The large forts were armed with 75mm artillery and anti-tank weapons and were usually built into the forward slope of a hill. The blockhouses were connected and supported by an underground gallery system giving access and shelter to underground barracks, ammunition magazines, command posts and utility services.

Compared with the Maginot Line, whose function was similar, the positions were less well-protected and lacked the ability to fire laterally along the line of attack from a sheltered location. The Border Line forts did not deploy a defense in depth.

==History==
Work on the Border Line began in 1937 and was generally complete by 1940. However, with the German invasion of France in 1940, it became clear to the Swiss Armed Forces that the Border Line could not deter or withstand a direct German attack. Swiss priorities shifted to a policy of quick withdrawal to the National Redoubt in the Alps, there to maintain a government-in-being and to control the strategic crossings of the Alps for an extended time. While the German Operation Tannenbaum set forth a plan to invade Switzerland, the operation was never carried out. The Swiss war plan, devised by General Henri Guisan, envisioned the use of the Border Line as a delaying position, backed by a further hold line, the so-called Army Line, to give the bulk of Swiss forces time to retreat to the Redoubt destroying access points once Swiss forces were safely inside.

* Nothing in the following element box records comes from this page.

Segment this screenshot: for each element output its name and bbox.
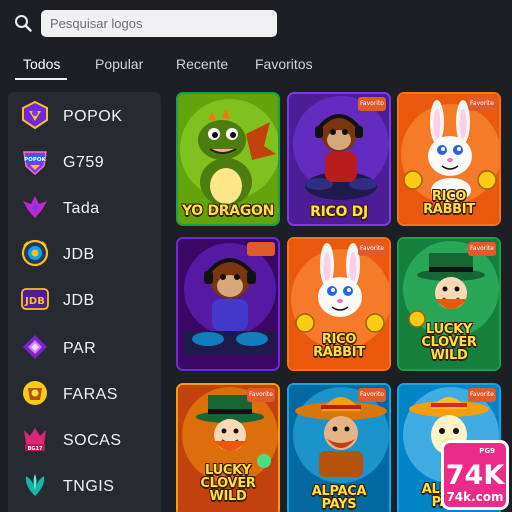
favorite-badge[interactable]: Favorito	[358, 97, 386, 111]
brand-watermark-logo: PG9 74K 74k.com	[441, 440, 509, 510]
sidebar-item-label: Tada	[63, 200, 100, 217]
favorite-badge[interactable]: Favorite	[468, 97, 496, 111]
sidebar-item-tngis[interactable]: TNGIS	[8, 466, 161, 506]
svg-text:BG17: BG17	[28, 446, 43, 452]
game-card-rico-rabbit[interactable]: Favorite RICO RABBIT	[397, 92, 501, 226]
game-card-yo-dragon[interactable]: YO DRAGON	[176, 92, 280, 226]
game-title: RICO RABBIT	[313, 332, 365, 360]
sidebar-item-jdb-1[interactable]: JDB	[8, 234, 161, 274]
game-title: ALPACA PAYS	[311, 484, 367, 512]
popok-logo-icon	[22, 100, 48, 130]
game-title: RICO RABBIT	[423, 189, 475, 217]
sidebar-item-label: JDB	[63, 292, 95, 309]
sidebar-item-label: G759	[63, 154, 105, 171]
game-title: LUCKY CLOVER WILD	[421, 322, 477, 363]
sidebar-item-label: SOCAS	[63, 432, 122, 449]
provider-sidebar: POPOK POPOK G759 Tada JDB JDB JDB PAR FA…	[8, 92, 161, 512]
tada-logo-icon	[23, 196, 47, 218]
tab-todos[interactable]: Todos	[23, 56, 60, 72]
brand-logo-icon: PG9 74K 74k.com	[441, 440, 509, 510]
sidebar-item-tada[interactable]: Tada	[8, 188, 161, 228]
dj-monkey-character-icon	[178, 239, 278, 369]
game-card-lucky-clover-wild[interactable]: Favorite LUCKY CLOVER WILD	[397, 237, 501, 371]
socas-logo-icon: BG17	[24, 428, 46, 452]
faras-logo-icon	[23, 381, 47, 405]
g759-logo-icon: POPOK	[23, 151, 47, 176]
filter-tabs: Todos Popular Recente Favoritos	[0, 52, 340, 82]
sidebar-item-g759[interactable]: POPOK G759	[8, 142, 161, 182]
tab-popular[interactable]: Popular	[95, 56, 143, 72]
active-tab-indicator	[15, 78, 67, 80]
tab-favoritos[interactable]: Favoritos	[255, 56, 313, 72]
tab-recente[interactable]: Recente	[176, 56, 228, 72]
sidebar-item-label: JDB	[63, 246, 95, 263]
search-input[interactable]	[41, 10, 277, 37]
svg-text:PG9: PG9	[479, 447, 495, 455]
sidebar-item-label: TNGIS	[63, 478, 115, 495]
sidebar-item-label: POPOK	[63, 108, 123, 125]
favorite-badge[interactable]: Favorito	[358, 388, 386, 402]
game-card-rico-rabbit-2[interactable]: Favorite RICO RABBIT	[287, 237, 391, 371]
svg-text:74k.com: 74k.com	[446, 490, 503, 504]
sidebar-item-par[interactable]: PAR	[8, 328, 161, 368]
svg-text:74K: 74K	[446, 460, 506, 491]
game-card-rico-dj[interactable]: Favorito RICO DJ	[287, 92, 391, 226]
favorite-badge[interactable]: Favorite	[468, 242, 496, 256]
sidebar-item-socas[interactable]: BG17 SOCAS	[8, 420, 161, 460]
search-icon[interactable]	[14, 14, 32, 32]
sidebar-item-label: FARAS	[63, 386, 118, 403]
game-title: LUCKY CLOVER WILD	[200, 463, 256, 504]
favorite-badge[interactable]: Favorite	[358, 242, 386, 256]
tngis-logo-icon	[25, 474, 45, 496]
svg-text:JDB: JDB	[24, 296, 45, 307]
par-logo-icon	[23, 335, 47, 359]
sidebar-item-jdb-2[interactable]: JDB JDB	[8, 280, 161, 320]
game-card-alpaca-pays[interactable]: Favorito ALPACA PAYS	[287, 383, 391, 512]
favorite-badge[interactable]	[247, 242, 275, 256]
sidebar-item-popok[interactable]: POPOK	[8, 96, 161, 136]
game-title: RICO DJ	[310, 204, 368, 220]
game-card-lucky-clover-wild-2[interactable]: Favorite LUCKY CLOVER WILD	[176, 383, 280, 512]
sidebar-item-label: PAR	[63, 340, 97, 357]
game-card-dj-monkey[interactable]	[176, 237, 280, 371]
svg-text:POPOK: POPOK	[24, 157, 46, 163]
jdb-text-logo-icon: JDB	[21, 288, 49, 310]
favorite-badge[interactable]: Favorite	[468, 388, 496, 402]
favorite-badge[interactable]: Favorite	[247, 388, 275, 402]
game-title: YO DRAGON	[181, 203, 275, 219]
sidebar-item-faras[interactable]: FARAS	[8, 374, 161, 414]
jdb-badge-logo-icon	[21, 239, 49, 267]
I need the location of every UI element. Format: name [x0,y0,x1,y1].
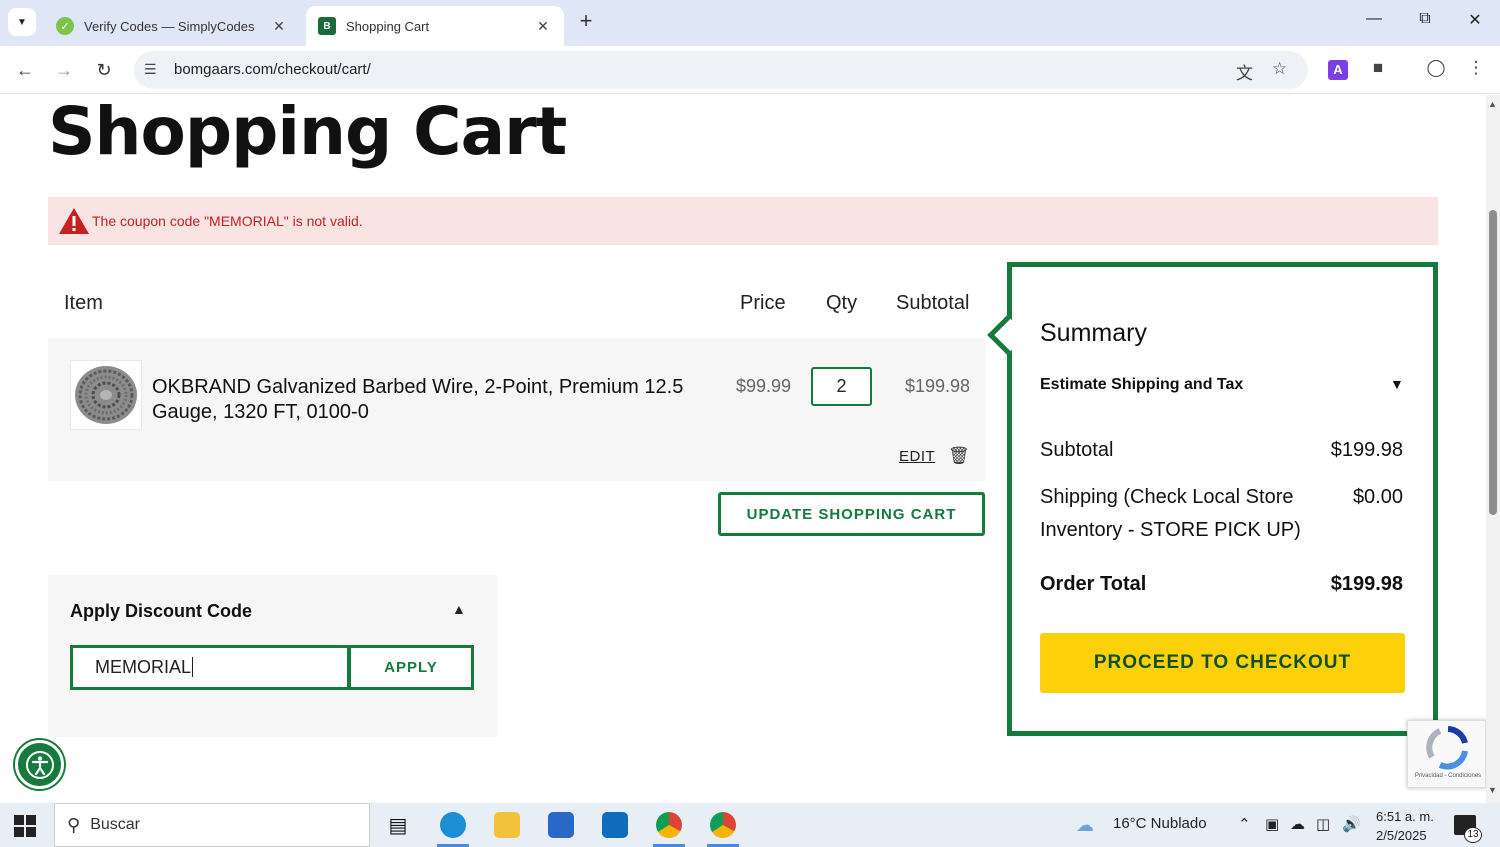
column-header-price: Price [740,292,786,314]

Following World War II, the main border positions remained manned. However, by the 1980s it became apparent that the positions were obsolete, and were gradually decommissioned, even before the Army 95 stand-down of many Swiss fortifications. A number of the positions have become museums and may be toured.

==Major positions==
Major forts on the Border Line included, from west to east:
- Fort de Pré-Giroud near Vallorbe on the French border
- Fort de Plainbois about 30 km west of Basel
- Fort Reuenthal about 40 km northwest of Zurich
- Fort Ebersberg halfway between Schaffhausen and Zurich, where German and Swiss territory interlock with each other
- Fort Heldsberg at St. Margrethen on the Austrian border

==See also==
- Toblerone line, a related line between Lausanne and Geneva, facing France. About thirty bunkers defend a 10 km continuous line of anti-tank obstacles between Bassins and Prangins.